Use semantic naming. color-button-primary is better than color-blue-500. Semantic names communicate intent. When you rebrand and primary becomes purple instead of blue, semantic names don’t need changing.

Create clear token tiers. Separate primitive tokens (raw values) from semantic tokens (purposeful names) from component tokens (contextual usage). This creates flexibility for different use cases.

Document everything. Every token needs documentation. What is it? When should you use it? What are examples? Good documentation turns token systems from mysterious to mundane.

Make tokens easy to discover. If designers have to hunt through files to find the right token, they won’t use them. Build token browsers. Create Figma plugins. Make the right choice the easy choice.

Tooling and Process

Your tooling determines whether tokens actually get used or become abandoned good intentions.

For definition: Store tokens in version-controlled files. JSON or YAML typically. This creates an audit trail and enables collaboration through pull requests.

For transformation: Use Style Dictionary or Theo or similar. These tools transform token definitions into platform-specific code. Don’t write transformers yourself unless you have specific needs.

For integration: Build or use plugins for design tools. Figma plugins that show available tokens. Browser extensions that highlight token usage. The easier tokens are to use, the more they’ll be used.

Process-wise, treat tokens like code:

  1. Propose token additions through pull requests
  2. Review proposals for necessity and consistency
  3. Update documentation
  4. Transform to platform formats
  5. Deploy to relevant packages
  6. Communicate changes to teams

This level of process might feel heavy, but it prevents token chaos.

Key Takeaways

Here’s what matters for design tokens that actually create consistency:

  • Start with core properties like colours and spacing. Don’t try to tokenise everything immediately.

  • Use semantic naming over descriptive naming. Purpose-based names survive rebranding.
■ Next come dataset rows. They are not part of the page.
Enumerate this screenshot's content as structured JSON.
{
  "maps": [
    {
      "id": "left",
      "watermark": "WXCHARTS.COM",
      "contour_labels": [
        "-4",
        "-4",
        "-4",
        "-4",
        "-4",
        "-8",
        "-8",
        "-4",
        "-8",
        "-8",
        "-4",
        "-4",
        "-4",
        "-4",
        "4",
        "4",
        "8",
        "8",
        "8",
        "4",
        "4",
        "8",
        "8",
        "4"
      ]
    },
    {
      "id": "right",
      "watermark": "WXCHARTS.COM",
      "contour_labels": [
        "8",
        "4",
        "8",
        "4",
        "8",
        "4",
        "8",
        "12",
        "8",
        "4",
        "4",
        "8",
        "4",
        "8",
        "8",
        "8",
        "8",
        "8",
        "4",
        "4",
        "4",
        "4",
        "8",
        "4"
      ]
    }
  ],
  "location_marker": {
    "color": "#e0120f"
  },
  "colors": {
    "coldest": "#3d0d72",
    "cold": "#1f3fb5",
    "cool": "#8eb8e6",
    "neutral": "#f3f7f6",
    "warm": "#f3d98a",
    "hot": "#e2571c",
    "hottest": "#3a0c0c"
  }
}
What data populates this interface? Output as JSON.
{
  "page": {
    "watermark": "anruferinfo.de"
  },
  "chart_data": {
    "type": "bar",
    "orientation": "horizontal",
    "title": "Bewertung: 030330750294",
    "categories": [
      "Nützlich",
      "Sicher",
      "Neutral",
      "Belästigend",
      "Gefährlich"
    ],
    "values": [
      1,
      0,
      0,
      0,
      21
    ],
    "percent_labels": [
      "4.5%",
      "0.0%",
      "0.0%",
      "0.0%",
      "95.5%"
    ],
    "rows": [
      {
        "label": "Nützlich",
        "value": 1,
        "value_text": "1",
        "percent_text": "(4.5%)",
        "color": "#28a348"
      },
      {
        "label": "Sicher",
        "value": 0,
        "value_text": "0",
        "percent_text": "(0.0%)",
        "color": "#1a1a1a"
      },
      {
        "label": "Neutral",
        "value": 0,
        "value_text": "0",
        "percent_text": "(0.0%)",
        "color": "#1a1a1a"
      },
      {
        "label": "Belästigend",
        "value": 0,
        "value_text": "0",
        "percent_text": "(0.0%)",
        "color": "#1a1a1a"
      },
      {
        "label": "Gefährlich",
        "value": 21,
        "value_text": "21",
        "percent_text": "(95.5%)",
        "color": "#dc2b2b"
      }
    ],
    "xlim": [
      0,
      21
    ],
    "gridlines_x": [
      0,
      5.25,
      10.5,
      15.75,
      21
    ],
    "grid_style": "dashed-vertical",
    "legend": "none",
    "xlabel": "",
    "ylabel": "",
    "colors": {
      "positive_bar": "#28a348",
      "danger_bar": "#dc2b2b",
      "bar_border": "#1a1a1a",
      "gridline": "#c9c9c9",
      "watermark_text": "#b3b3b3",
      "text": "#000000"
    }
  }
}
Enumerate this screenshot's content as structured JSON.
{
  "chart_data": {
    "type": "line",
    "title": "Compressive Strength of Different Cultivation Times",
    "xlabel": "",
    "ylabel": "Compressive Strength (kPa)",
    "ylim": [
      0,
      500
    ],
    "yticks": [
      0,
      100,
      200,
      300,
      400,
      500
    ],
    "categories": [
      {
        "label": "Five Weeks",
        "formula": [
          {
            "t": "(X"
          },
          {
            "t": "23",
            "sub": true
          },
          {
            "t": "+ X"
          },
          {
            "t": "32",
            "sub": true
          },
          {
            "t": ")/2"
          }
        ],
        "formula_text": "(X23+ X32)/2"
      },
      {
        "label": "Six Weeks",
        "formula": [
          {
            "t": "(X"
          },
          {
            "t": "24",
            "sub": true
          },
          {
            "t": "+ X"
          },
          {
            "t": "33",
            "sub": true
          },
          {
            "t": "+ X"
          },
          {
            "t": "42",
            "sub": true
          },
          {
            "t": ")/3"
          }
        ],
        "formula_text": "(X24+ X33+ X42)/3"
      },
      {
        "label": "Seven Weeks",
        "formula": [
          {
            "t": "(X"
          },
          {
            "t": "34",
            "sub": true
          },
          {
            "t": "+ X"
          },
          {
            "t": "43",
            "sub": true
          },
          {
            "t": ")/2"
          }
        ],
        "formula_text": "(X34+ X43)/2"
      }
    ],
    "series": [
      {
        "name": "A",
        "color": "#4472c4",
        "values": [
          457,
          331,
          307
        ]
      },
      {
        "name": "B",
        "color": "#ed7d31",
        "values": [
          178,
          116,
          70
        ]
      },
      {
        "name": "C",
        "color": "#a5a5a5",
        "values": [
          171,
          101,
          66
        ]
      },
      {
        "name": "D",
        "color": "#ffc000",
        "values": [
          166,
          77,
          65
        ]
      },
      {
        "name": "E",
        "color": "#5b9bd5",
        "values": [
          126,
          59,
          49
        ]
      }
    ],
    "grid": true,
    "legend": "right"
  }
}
  • Organise tokens in tiers: primitives, semantics, components. This creates appropriate flexibility.

  • Build transformation pipelines to generate platform-specific code. Manual processes don’t scale.

  • Integrate tokens into design tools. If designers can’t easily use tokens, they’ll use arbitrary values.

  • Establish clear governance for token creation. Uncontrolled growth defeats the purpose.

  • Document every token’s purpose and usage. Tokens without documentation don’t get used correctly.

Final Thoughts

Design tokens aren’t glamorous. They’re infrastructure. But infrastructure determines whether your product maintains consistency as it scales.

The difference between products that feel cohesive and products that feel haphazard often comes down to whether they have systematic approaches to design decisions. Tokens are that systematic approach.

Start this week. Identify one source of inconsistency in your product. Different shades of the same colour. Inconsistent spacing. Variable border radii. Pick one thing and tokenise it.

Get that working. Let your team experience the benefit. Then expand. One decision at a time, you’ll build a system that makes consistency automatic rather than heroic.

Because maintaining visual coherence across a growing product shouldn’t be a struggle. Design tokens turn it from a struggle into a solved problem. And that’s worth the investment.